Imaging the brain at greater depth
Imaging depth in the mammalian brain is ultimately limited by light scattering. To image deep structures, currently the only viable option is microendoscopy, where a miniature probe is embedded in the brain for image relay. We systematically characterized microendoscopy performance and designed minimally invasive systems that allowed the chronic imaging of neurons down to 5.0 mm depth. We are now expanding microendoscopy applications to other modalities and systems.
imaging the brain at high speed
To understand information processing in neurons and neural networks, we need to record neural activity at high rate throughout 3D volumes.
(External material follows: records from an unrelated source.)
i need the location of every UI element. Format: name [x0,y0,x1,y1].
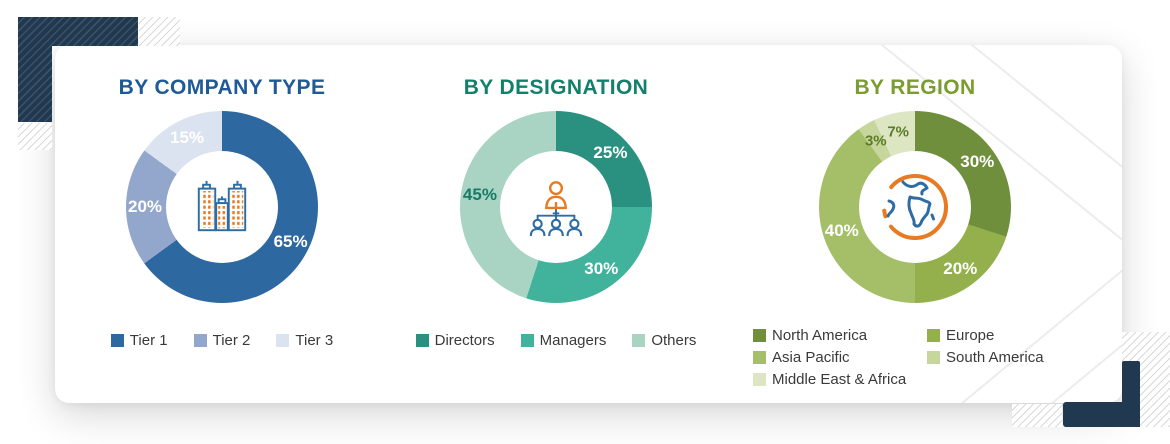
corner-accent-top-left-vertical [18,17,52,122]
slice-label: 7% [887,123,910,141]
legend-swatch [110,334,124,347]
legend-swatch [520,334,534,347]
donut-wrap: 65% 20% 15% [126,111,318,303]
corner-accent-bottom-right-horizontal [1063,402,1140,427]
chart-designation: BY DESIGNATION 25% 30% 45% [389,45,723,403]
chart-title: BY COMPANY TYPE [118,76,326,99]
chart-title: BY REGION [854,76,976,99]
donut-wrap: 30% 20% 40% 3% 7% [819,111,1011,303]
legend-label: Tier 3 [295,332,334,349]
legend-item: North America [753,327,927,344]
legend-label: North America [772,327,868,344]
legend-region: North America Europe Asia Pacific South Ame… [753,327,1103,388]
slice-label: 65% [273,231,308,251]
legend-label: South America [946,349,1044,366]
legend-swatch [193,334,207,347]
legend-swatch [753,351,766,364]
legend-item: Asia Pacific [753,349,927,366]
chart-region: BY REGION 30% 20% 40% 3% 7% North America Eur… [723,45,1107,403]
slice-label: 20% [943,259,978,279]
slice-label: 30% [960,151,995,171]
slice-label: 30% [584,259,619,279]
buildings-icon [197,180,247,232]
slice-label: 15% [170,128,205,148]
slice-label: 45% [462,184,497,204]
legend-swatch [415,334,429,347]
slice-labels: 25% 30% 45% [460,111,652,303]
legend-company-type: Tier 1 Tier 2 Tier 3 [55,332,389,349]
legend-item: Directors [415,332,495,349]
legend-label: Asia Pacific [772,349,850,366]
org-chart-icon [529,181,583,236]
legend-label: Middle East & Africa [772,371,907,388]
legend-label: Europe [946,327,995,344]
legend-item: Middle East & Africa [753,371,927,388]
donut-chart-region [819,111,1011,303]
hatch-pattern-top-left-right [139,17,180,46]
slice-label: 40% [824,220,859,240]
legend-label: Others [651,332,697,349]
legend-designation: Directors Managers Others [389,332,723,349]
chart-title: BY DESIGNATION [463,76,649,99]
legend-item: Tier 1 [110,332,168,349]
legend-item: Tier 2 [193,332,251,349]
legend-swatch [927,329,940,342]
legend-item: Managers [520,332,607,349]
legend-swatch [927,351,940,364]
slice-label: 3% [864,132,887,150]
legend-label: Tier 2 [212,332,251,349]
chart-company-type: BY COMPANY TYPE 65% 20% 15% [55,45,389,403]
legend-label: Directors [434,332,495,349]
legend-label: Managers [539,332,607,349]
donut-wrap: 25% 30% 45% [460,111,652,303]
legend-item: Tier 3 [276,332,333,349]
slice-label: 20% [127,197,163,216]
legend-item: South America [927,349,1103,366]
slice-labels: 65% 20% 15% [126,111,318,303]
legend-label: Tier 1 [129,332,168,349]
infographic-card: BY COMPANY TYPE 65% 20% 15% [55,45,1122,403]
legend-swatch [632,334,646,347]
slice-label: 25% [593,142,628,162]
legend-swatch [753,329,766,342]
legend-item: Europe [927,327,1103,344]
legend-swatch [276,334,290,347]
hatch-pattern-bottom-right-left [1012,404,1062,427]
legend-swatch [753,373,766,386]
legend-item: Others [632,332,696,349]
globe-icon [882,174,948,240]
hatch-pattern-top-left-bottom [18,123,52,150]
Taking advantage of the fact that, during most in vivo brain imaging experiments, the structures of interest are stationary, we obtained volume information by scanning an axially extended focus in 2D. Using wavefront engineering to generate Bessel foci optimized to maintain high lateral resolution in vivo, we imaged the brains of a variety of species and demonstrated 30 Hz volumetric imaging of neurons and neural compartments with single synapse resolution. We are now working on further optimizing the performance of the Bessel focus scanning technology, to monitor neuronal activity throughout the depth of the primary visual cortex at ~2Hz.